深夜的九龍,霓虹燈在細雨中顯得模糊而破碎。夢晴背著陷入昏迷的戀雪,與漢娜並肩站在彩虹站 A2 出口前的陰影裡。
這座平日裡吞吐數十萬通勤族的車站,此時像一頭伏在底下的巨獸,散發著令人不安的死寂。
「爺爺說得對,這裡的氣溫……冷得不正常。」漢娜緊了緊身上的黑色皮夾克,呼出的白氣在寒意中迅速消散。她回頭看向身後的成員們,眾人皆面色凝重,默默點頭。

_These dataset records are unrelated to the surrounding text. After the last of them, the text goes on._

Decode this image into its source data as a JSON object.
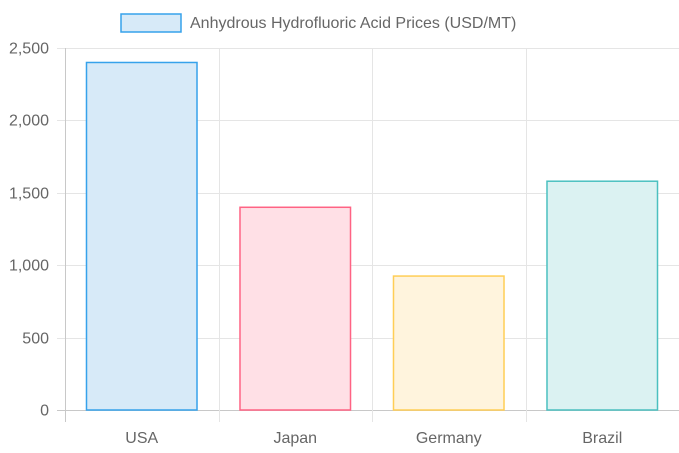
{
  "chart_data": {
    "type": "bar",
    "categories": [
      "USA",
      "Japan",
      "Germany",
      "Brazil"
    ],
    "series": [
      {
        "name": "Anhydrous Hydrofluoric Acid Prices (USD/MT)",
        "values": [
          2400,
          1400,
          925,
          1580
        ]
      }
    ],
    "ylim": [
      0,
      2500
    ],
    "yticks": [
      0,
      500,
      1000,
      1500,
      2000,
      2500
    ],
    "ytick_labels": [
      "0",
      "500",
      "1,000",
      "1,500",
      "2,000",
      "2,500"
    ],
    "grid": true,
    "legend_position": "top",
    "bar_colors": [
      {
        "fill": "#d7eaf8",
        "stroke": "#36a2eb"
      },
      {
        "fill": "#ffe0e6",
        "stroke": "#ff6384"
      },
      {
        "fill": "#fff4dd",
        "stroke": "#ffce56"
      },
      {
        "fill": "#dbf2f2",
        "stroke": "#4bc0c0"
      }
    ],
    "legend_swatch": {
      "fill": "#d7eaf8",
      "stroke": "#36a2eb"
    }
  }
}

夢晴沒有回應,她的脊背能清晰感受到戀雪不斷下滑的體溫,那股盤踞在戀雪體內的「蝕魂咒」正隨著她們步入地底,在宿主的經絡中發出興奮而陰冷的顫動。
她們熟練地避開閉路電視的死角,沿著早已停運的扶手電梯緩緩向下。隨著深度增加,空氣中那股潮濕的霉味逐漸被一種金屬燃燒後的焦灼感所取代。
當眾人抵達月台層時,眼前的景象讓所有人倒吸一口涼氣。
原本那些象徵希望與活力的彩虹瓷磚,在昏暗閃爍的緊急照明燈下,竟然像腐爛的血肉般詭異地蠕動著。明快的紅色變得暗沉如乾涸的血漬,憂鬱的紫色則深邃得彷彿要將人的靈魂強行吸入。
「這就是『光學鎖』崩壞的跡象。」夢晴壓低聲音,目光如炬。她看見空氣中漂浮著無數細小的黑色晶體,那是影能過度濃縮後產生的結晶化現象。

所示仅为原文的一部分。